Pour finir il y a Marcy (Pamela Aldon) et Charlie Runckle (Evan Handler), le couple le plus dépravé de l’histoire de la télévision. Charlie, agent et meilleur ami de Hank, jongle habilement (ou pas) entre sa vie d’homme marié et celle d’acolyte. Masturbateur invétéré, il n’aura de cesse d’explorer sa sexualité tout à long de la série et ses aventures seront parfois beaucoup plus trash que celles de son ami. Il n’en reste pas moins l’ami le plus fidèle de Hank. Ces deux-là partagent une amitié dynamique et sans tabou qui les conduit souvent, pour ne pas dire toujours, dans des situations clownesques et improbables.

Marcy Runckle, quant à elle, fait office d’acolyte pour Karen bien qu’elles ne se ressemblent en rien. Elle gagne sa vie en épilant les gens et plus particulièrement les vagins. Elle a d’ailleurs beaucoup de choses à dire sur cette partie du corps. Avec une élocution de charretière et une classe d’actrice de charme à certains moments, Marcy a quand même les pieds sur Terre. Elle est l’incarnation de l’humour trash qui manquerait à la série si la gent féminine n’était représentée que par Karen.

Il y a malgré tout un autre personnage notable dans Californication. Un personnage qui, en réalité, n’en est pas un : Los Angeles. La série est un véritable hommage à la citée des anges. Basée globalement entre Venice Beach (lieu de résidence des Moody) et Santa Monica, le spectateur est entraîné dans un voyage californien à chaque épisode. Des mythiques studios, aux hauteurs d’Hollywood, les panoramas et le style de vie « à la cool » des surfeurs et autres fumeurs de weed donnent une sensation d’immersion totale. Une balade sous le soleil qui vous donnera peut-être envie de plier bagage pour voler en direction de la côte ouest américaine.

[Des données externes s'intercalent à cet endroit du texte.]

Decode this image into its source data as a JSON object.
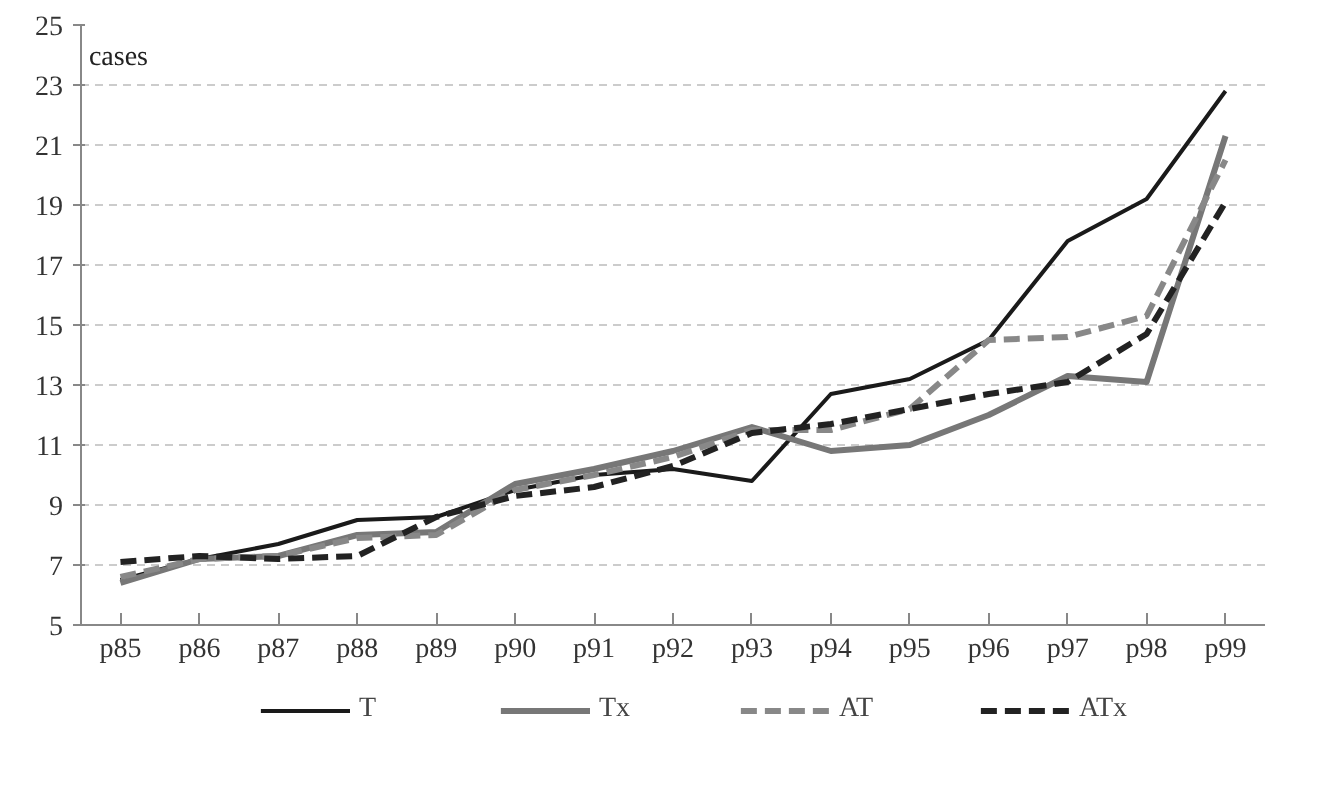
{
  "chart_data": {
    "type": "line",
    "ylabel": "cases",
    "categories": [
      "p85",
      "p86",
      "p87",
      "p88",
      "p89",
      "p90",
      "p91",
      "p92",
      "p93",
      "p94",
      "p95",
      "p96",
      "p97",
      "p98",
      "p99"
    ],
    "series": [
      {
        "name": "T",
        "color": "#1a1a1a",
        "line_style": "solid",
        "values": [
          6.5,
          7.2,
          7.7,
          8.5,
          8.6,
          9.5,
          10.0,
          10.2,
          9.8,
          12.7,
          13.2,
          14.5,
          17.8,
          19.2,
          22.8
        ]
      },
      {
        "name": "Tx",
        "color": "#777777",
        "line_style": "solid",
        "values": [
          6.4,
          7.2,
          7.3,
          8.0,
          8.1,
          9.7,
          10.2,
          10.8,
          11.6,
          10.8,
          11.0,
          12.0,
          13.3,
          13.1,
          21.3
        ]
      },
      {
        "name": "AT",
        "color": "#888888",
        "line_style": "dashed",
        "values": [
          6.6,
          7.2,
          7.3,
          7.9,
          8.0,
          9.5,
          10.0,
          10.6,
          11.5,
          11.5,
          12.2,
          14.5,
          14.6,
          15.3,
          20.5
        ]
      },
      {
        "name": "ATx",
        "color": "#222222",
        "line_style": "dashed",
        "values": [
          7.1,
          7.3,
          7.2,
          7.3,
          8.6,
          9.3,
          9.6,
          10.3,
          11.4,
          11.7,
          12.2,
          12.7,
          13.1,
          14.7,
          19.1
        ]
      }
    ],
    "ylim": [
      5,
      25
    ],
    "yticks": [
      5,
      7,
      9,
      11,
      13,
      15,
      17,
      19,
      21,
      23,
      25
    ],
    "grid": "y",
    "legend": "bottom"
  }
}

Pour résumer, Californication présente des personnages haut en couleurs, imparfaits et névrosés qui, malgré tout, ne recherchent que le bonheur. Hank en poursuivant l’idée de reconquérir sa famille et les Runckle en essayant de sauver leur mariage contre vents et marées. Ils sont ce que nous serions tous si nous osions un peu plus, sans nous préoccuper des « qu’en-dira-t-on » ou des codes de cette société lisse et castratrice dans laquelle nous vivons.

Il est vrai que la série pousse le vice à l’extrême, parfois même un peu trop. D’ailleurs, la dernière saison est décevante comparée à la magie de la saison 6, dont la conclusion aurait fait une fin tout à fait convenable. Cette gêne ressentie en visionnant la saison 7 vient peut-être du fait de l’introduction tardive de nouveaux personnages, quand on aurait préféré davantage d’interaction entre les personnages principaux.

Toujours est-il que l’idée principale de Californication reste la même tout au long du voyage. À l’image du morceau des Stones qui fait l’ouverture et la clôture de l’histoire : « You can’t always get what you want« . On ne peut pas toujours avoir ce que l’on veut mais si on essaye de s’en approcher, on se rend compte que l’on possède déjà tout ce dont on a besoin.


Logo Note LCDFPOUR LES FLEMMARDS : Si tu aimes la drogue, le sexe et le Rock’n Roll, tout en réfléchissant sur le sens de ta propre vie, Californication est faite pour toi.